Stiftung Warentest nennt typische Beispiele aus der Körperpflege:

  • feste Waschstücke, die Seife ähneln
  • flüssige Seife im Spender
  • Duschbäder oder Waschlotionen

Seife ist ebenfalls ein Tensid, jedoch natürlichen Ursprungs.

Syndet oder Seife? Der entscheidende Unterschied für die Haut

Der Hauptunterschied liegt im pH-Wert und der Wirkung auf die Haut.

Syndets: Wie das Fachmagazin Die PTA erläutert, lassen sich synthetische Tenside optimal auf den pH-Wert der Haut abstimmen – etwa 5,5, leicht sauer.

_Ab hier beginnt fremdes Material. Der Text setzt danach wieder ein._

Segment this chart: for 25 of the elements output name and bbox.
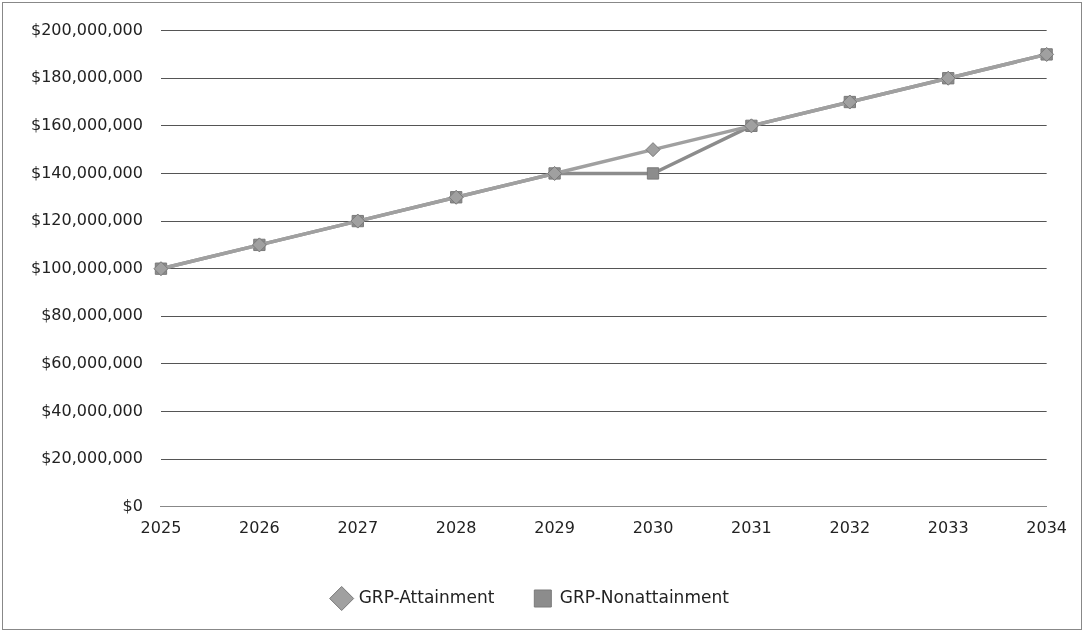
point xyxy=(645,142,661,158)
x-tick-label: 2026 xyxy=(239,517,280,537)
x-tick-label: 2027 xyxy=(337,517,379,537)
x-tick-label: 2029 xyxy=(534,517,575,537)
y-tick-label: $160,000,000 xyxy=(31,115,143,134)
y-tick-label: $40,000,000 xyxy=(41,400,143,420)
legend-label: GRP-Nonattainment xyxy=(559,586,730,607)
y-tick-label: $0 xyxy=(122,495,143,515)
y-tick-label: $120,000,000 xyxy=(31,210,143,230)
y-tick-label: $180,000,000 xyxy=(31,67,143,87)
x-tick-label: 2032 xyxy=(829,517,871,537)
x-tick-label: 2025 xyxy=(140,517,182,537)
legend-label: GRP-Attainment xyxy=(358,586,495,607)
point xyxy=(646,167,660,180)
x-tick-label: 2028 xyxy=(435,517,477,537)
y-tick-label: $20,000,000 xyxy=(41,448,143,468)
y-tick-label: $200,000,000 xyxy=(31,19,143,39)
y-tick-label: $80,000,000 xyxy=(41,305,143,325)
y-tick-label: $140,000,000 xyxy=(31,162,143,182)
y-tick-label: $100,000,000 xyxy=(31,257,143,277)
x-tick-label: 2033 xyxy=(927,517,969,537)
y-tick-label: $60,000,000 xyxy=(41,353,143,373)
x-tick-label: 2030 xyxy=(632,517,674,537)
x-tick-label: 2031 xyxy=(731,517,772,537)
x-tick-label: 2034 xyxy=(1026,517,1067,537)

Die pH-Skala reicht von 0 bis 14, Werte unter 7 sind sauer, darüber alkalisch.

  • Erhalt des natürlichen Hautschutzes: Viele Syndets sind pH-neutral oder hautneutral, sodass der Säureschutzmantel intakt bleibt und vor Schadstoffen schützt.
  • Möglicher Nachteil: Austrocknen: Bei übermäßiger Nutzung entfernen sie auch haut eigenen Talg, was die Haut austrocknet.

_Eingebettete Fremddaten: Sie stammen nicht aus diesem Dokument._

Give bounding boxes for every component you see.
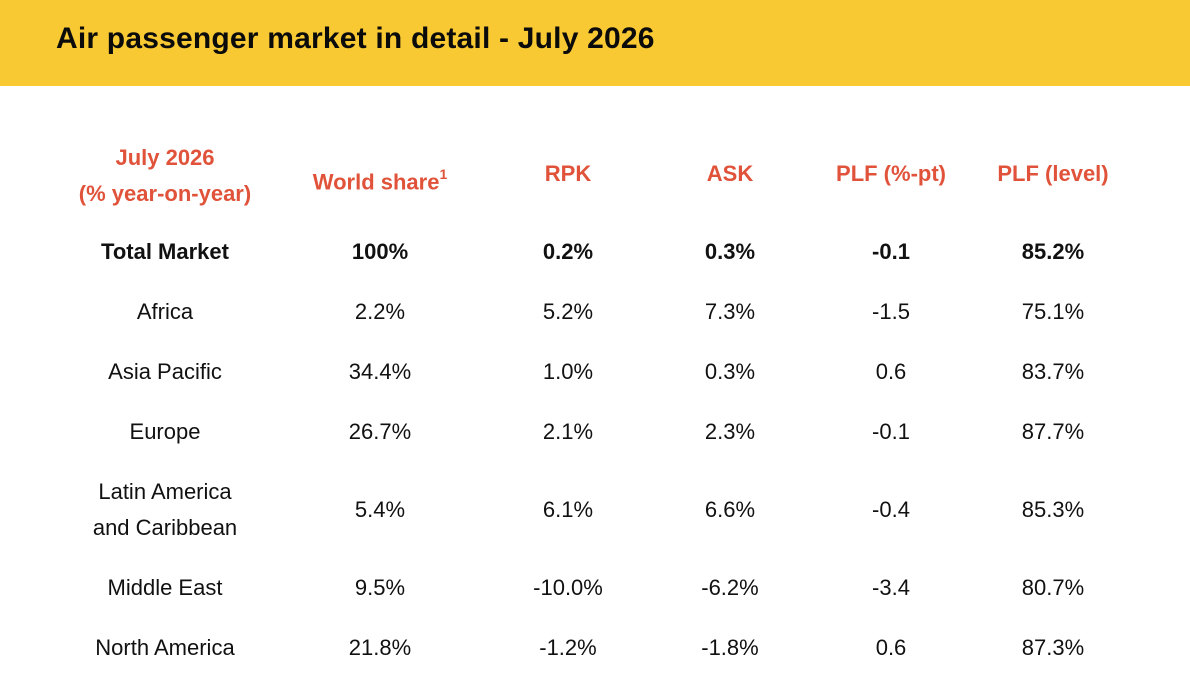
- row-latin-america-plf-pt: -0.4: [872, 497, 910, 522]
- row-north-america-world-share: 21.8%: [348, 635, 412, 660]
- row-africa-ask: 7.3%: [704, 299, 756, 324]
- row-middle-east-plf-pt: -3.4: [872, 575, 910, 600]
- row-asia-pacific-ask: 0.3%: [704, 359, 756, 384]
- row-middle-east-region: Middle East: [107, 575, 223, 600]
- header-world-share-footnote: 1: [439, 166, 448, 182]
- row-asia-pacific-plf-level: 83.7%: [1021, 359, 1085, 384]
- page-title: Air passenger market in detail - July 20…: [56, 22, 655, 55]
- row-latin-america-rpk: 6.1%: [542, 497, 594, 522]
- row-latin-america-world-share: 5.4%: [354, 497, 406, 522]
- row-total-world-share: 100%: [351, 239, 409, 264]
- row-north-america-ask: -1.8%: [701, 635, 759, 660]
- header-world-share: World share1: [300, 158, 460, 200]
- header-period: July 2026 (% year-on-year): [55, 140, 275, 212]
- header-plf-level: PLF (level): [997, 161, 1109, 186]
- row-asia-pacific-region: Asia Pacific: [108, 359, 222, 384]
- row-north-america-plf-level: 87.3%: [1021, 635, 1085, 660]
- row-asia-pacific-rpk: 1.0%: [542, 359, 594, 384]
- row-africa-region: Africa: [136, 299, 194, 324]
- header-rpk: RPK: [544, 161, 592, 186]
- row-latin-america-region-line2: and Caribbean: [92, 515, 238, 540]
- row-latin-america-region-line1: Latin America: [98, 479, 232, 504]
- row-africa-plf-level: 75.1%: [1021, 299, 1085, 324]
- row-africa-plf-pt: -1.5: [872, 299, 910, 324]
- header-world-share-label: World share: [312, 169, 440, 195]
- row-total-region: Total Market: [101, 239, 229, 264]
- row-africa-rpk: 5.2%: [542, 299, 594, 324]
- row-europe-region: Europe: [129, 419, 201, 444]
- row-europe-ask: 2.3%: [704, 419, 756, 444]
- row-north-america-region: North America: [95, 635, 235, 660]
- row-europe-plf-pt: -0.1: [872, 419, 910, 444]
- row-total-plf-pt: -0.1: [872, 239, 910, 264]
- row-europe-world-share: 26.7%: [348, 419, 412, 444]
- row-total-plf-level: 85.2%: [1021, 239, 1085, 264]
- row-europe-plf-level: 87.7%: [1021, 419, 1085, 444]
- row-asia-pacific-plf-pt: 0.6: [875, 359, 907, 384]
- row-latin-america-ask: 6.6%: [704, 497, 756, 522]
- row-africa-world-share: 2.2%: [354, 299, 406, 324]
- row-middle-east-plf-level: 80.7%: [1021, 575, 1085, 600]
- row-total-rpk: 0.2%: [542, 239, 594, 264]
- row-total-ask: 0.3%: [704, 239, 756, 264]
- row-middle-east-ask: -6.2%: [701, 575, 759, 600]
- row-europe-rpk: 2.1%: [542, 419, 594, 444]
- row-asia-pacific-world-share: 34.4%: [348, 359, 412, 384]
- header-period-line2: (% year-on-year): [78, 181, 252, 206]
- header-plf-pt: PLF (%-pt): [836, 161, 946, 186]
- title-banner: Air passenger market in detail - July 20…: [0, 0, 1190, 86]
- row-north-america-plf-pt: 0.6: [875, 635, 907, 660]
- row-latin-america-region: Latin America and Caribbean: [55, 474, 275, 546]
- row-middle-east-rpk: -10.0%: [533, 575, 603, 600]
- row-latin-america-plf-level: 85.3%: [1021, 497, 1085, 522]
- header-ask: ASK: [706, 161, 754, 186]
- row-north-america-rpk: -1.2%: [539, 635, 597, 660]
- row-middle-east-world-share: 9.5%: [354, 575, 406, 600]
- header-period-line1: July 2026: [115, 145, 215, 170]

Seife: Immer alkalisch mit pH-Wert über 7.

  • Auflösung des Säureschutzmantels: Die Haut wird vorübergehend alkalisch, quillt auf und bleibt stundenlang ungeschützt gegen Bakterien, Keime oder Allergene, warnt Stiftung Warentest.
  • Kalkseifen-Rückstände: In hartem Wasser entstehen Rückstände, die die Haut rau und trocken machen – bis hin zu Alkaliekzemen bei empfindlicher Haut.

Bei Syndets zählen die Rohstoffe

Die Tenside in Syndets können aus umstrittenen Quellen stammen. Kritisch für Umwelt und Haut:

  • Erdöl: Fossile Rohstoffe, potenziell schädlich für Gewässer. Das Bayerische Landesamt für Umwelt fordert biologische Abbaubarkeit: Mindestens 60 % Zersetzung innerhalb von 28 Tagen.
  • Palmöl-Derivate: Aus Palm- oder Palmkernöl. Organisationen wie Rettet den Regenwald kritisieren die Rodung von Regenwäldern, die Artensterben fördert.
  • Kokosöl: Schonend für die Haut (CodeCheck), doch oft nicht nachhaltig durch Rodungen (Rettet den Regenwald).

Seife: Entsteht durch Verseifung von Fettsäuren und Lauge (DocCheck). Natürliche Zutaten:

  • Tierische Fette: Wie Rindertalg.
  • Pflanzliche Fette: Vegan, z. B. Olivenöl in der Alepposeife oder Leinöl – trotz Problemen bei Kokosöl-Seifen.

So erkennen Sie Syndets und Seife

Nur die INCI-Liste verrät es sicher. Hinweise: "Waschstück" oder "saurer pH" deuten auf Syndets. Problematische Sulfat-Tenside (aus Erdöl, hautreizend per DocCheck):

  • Sodium Lauryl Sulfate (SLS)
  • Sodium Laureth Sulfate (SLES)
  • Ammonium Lauryl Sulfate (ALS)
  • Sodium Myreth Sulfate

Naturkosmetik bevorzugt mildere Varianten wie Zuckertenside (CodeCheck) oder RSPO-zertifiziertes Palmöl:

  • Sodium Cocoyl Glutamate
  • Coco Glucoside
  • Sodium Cocoyl Hydrolyzed Soy Protein
  • Decyl Glucoside
  • Sodium Lauroyl Lactylate

Fazit: Syndet oder Seife – was passt zu Ihnen?

Die Wahl hängt von Hauttyp und Vorlieben ab. Syndets bieten Vielfalt für empfindliche oder fettige Haut, auch in Naturkosmetik – doch oft weniger nachhaltig. Seife, besonders Naturseife, punktet umweltfreundlich und plastikfrei (z. B. Haarseife), erfordert aber Nachpflege gegen Rückstände (Creme oder saure Rinse).

Unabhängig davon: Feuchten Sie die Haut immer nach – probieren Sie z. B. selbstgemachte Bodylotion.